The latter is the topic of the news today as Check Point security has released an analysis showing that three malicious extensions were found to be available in the VSCode Marketplace. These three extensions were found to have been downloaded a total of 46,600 times. The extensions could steal credentials, gather system information and open remote shells on systems where they were downloaded. Check Point identified them on May 4th with Microsoft removing them from the Marketplace on May 14th, 2023. Still there are potentially 46,000+ development systems that are now compromised.

VSCode Marketplace is the latest in a string of software repositories that have been leveraged by threat actors. NMP and PyPI have been hit hard and now that Microsoft specific repositories are getting hit you can expect this to become more common. Right now, there are also only three known malicious extensions (Theme Dracula Dark, python-vscode, and prettiest-java), but other extensions have been identified that were highly suspicious even if it could not be proven that they contained any malware.

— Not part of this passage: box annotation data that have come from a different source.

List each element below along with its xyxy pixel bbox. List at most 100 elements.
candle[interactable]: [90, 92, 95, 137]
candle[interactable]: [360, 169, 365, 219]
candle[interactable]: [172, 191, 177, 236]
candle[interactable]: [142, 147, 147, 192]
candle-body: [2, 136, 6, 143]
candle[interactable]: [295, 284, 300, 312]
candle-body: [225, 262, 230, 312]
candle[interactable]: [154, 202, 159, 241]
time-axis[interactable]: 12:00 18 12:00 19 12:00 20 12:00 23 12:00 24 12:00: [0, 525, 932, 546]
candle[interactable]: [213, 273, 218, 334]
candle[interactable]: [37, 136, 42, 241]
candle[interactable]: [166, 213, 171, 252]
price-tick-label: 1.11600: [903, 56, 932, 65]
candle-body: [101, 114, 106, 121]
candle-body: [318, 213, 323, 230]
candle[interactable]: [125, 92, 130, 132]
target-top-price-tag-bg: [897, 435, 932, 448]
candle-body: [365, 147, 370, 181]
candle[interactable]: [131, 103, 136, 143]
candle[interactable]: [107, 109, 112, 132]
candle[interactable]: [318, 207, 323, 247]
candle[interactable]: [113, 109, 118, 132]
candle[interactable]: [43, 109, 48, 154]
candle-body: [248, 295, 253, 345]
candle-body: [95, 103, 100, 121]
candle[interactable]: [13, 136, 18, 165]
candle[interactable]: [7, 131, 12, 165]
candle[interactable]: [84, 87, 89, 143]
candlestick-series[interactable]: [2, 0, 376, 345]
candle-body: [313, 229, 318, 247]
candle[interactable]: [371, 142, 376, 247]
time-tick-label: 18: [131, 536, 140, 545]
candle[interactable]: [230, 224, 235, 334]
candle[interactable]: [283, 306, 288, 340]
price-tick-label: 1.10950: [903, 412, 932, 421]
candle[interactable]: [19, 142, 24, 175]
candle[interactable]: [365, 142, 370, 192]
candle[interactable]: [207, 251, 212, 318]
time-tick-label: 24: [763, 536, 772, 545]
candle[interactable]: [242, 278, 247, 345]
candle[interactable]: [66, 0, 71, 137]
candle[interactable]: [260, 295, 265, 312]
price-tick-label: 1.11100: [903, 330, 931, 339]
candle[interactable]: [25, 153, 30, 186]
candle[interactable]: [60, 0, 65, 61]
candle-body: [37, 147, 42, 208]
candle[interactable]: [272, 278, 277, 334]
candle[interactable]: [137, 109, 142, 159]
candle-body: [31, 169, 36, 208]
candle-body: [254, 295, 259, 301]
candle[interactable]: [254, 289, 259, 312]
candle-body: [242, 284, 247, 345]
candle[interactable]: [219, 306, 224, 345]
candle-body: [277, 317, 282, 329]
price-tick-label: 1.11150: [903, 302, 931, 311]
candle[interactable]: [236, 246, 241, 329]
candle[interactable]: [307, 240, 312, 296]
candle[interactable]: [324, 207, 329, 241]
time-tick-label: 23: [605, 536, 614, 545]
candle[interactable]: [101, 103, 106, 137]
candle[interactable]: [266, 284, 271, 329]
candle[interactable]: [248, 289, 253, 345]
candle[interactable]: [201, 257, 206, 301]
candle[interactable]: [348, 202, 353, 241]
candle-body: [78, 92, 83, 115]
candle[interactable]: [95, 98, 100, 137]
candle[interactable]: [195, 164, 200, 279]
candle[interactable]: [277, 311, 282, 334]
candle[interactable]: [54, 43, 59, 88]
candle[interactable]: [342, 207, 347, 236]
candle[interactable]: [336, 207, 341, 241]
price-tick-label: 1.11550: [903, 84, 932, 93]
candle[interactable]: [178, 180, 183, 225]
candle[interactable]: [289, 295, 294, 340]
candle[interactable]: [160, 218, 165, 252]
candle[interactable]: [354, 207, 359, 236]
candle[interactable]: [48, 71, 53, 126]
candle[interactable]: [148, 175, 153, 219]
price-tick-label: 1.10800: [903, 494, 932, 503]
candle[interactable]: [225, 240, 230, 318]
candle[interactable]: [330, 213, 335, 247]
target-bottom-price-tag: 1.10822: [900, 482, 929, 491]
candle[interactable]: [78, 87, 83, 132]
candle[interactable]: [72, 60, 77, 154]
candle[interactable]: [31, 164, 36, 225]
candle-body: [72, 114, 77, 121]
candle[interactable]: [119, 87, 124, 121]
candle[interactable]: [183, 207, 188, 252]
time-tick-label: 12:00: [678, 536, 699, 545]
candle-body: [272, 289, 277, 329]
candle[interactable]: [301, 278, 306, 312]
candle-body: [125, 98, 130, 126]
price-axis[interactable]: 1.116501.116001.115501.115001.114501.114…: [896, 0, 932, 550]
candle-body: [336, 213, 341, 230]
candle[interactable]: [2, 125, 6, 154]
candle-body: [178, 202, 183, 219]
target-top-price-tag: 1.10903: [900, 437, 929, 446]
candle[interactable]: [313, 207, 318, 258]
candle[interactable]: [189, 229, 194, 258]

Development systems are often prized targets as they can (in some environments) be left unprotected as many cybersecurity tools wreak havoc on tools favored by developers. IIT operations and security teams will sometimes relax protections or put things in alert only modes to prevent loss of productivity and to avoid the hassle of continuous complaints. Creating a balance between security and developer freedom is not an easy task, but considering the number of repositories with malicious code in them, it is something that needs to be done.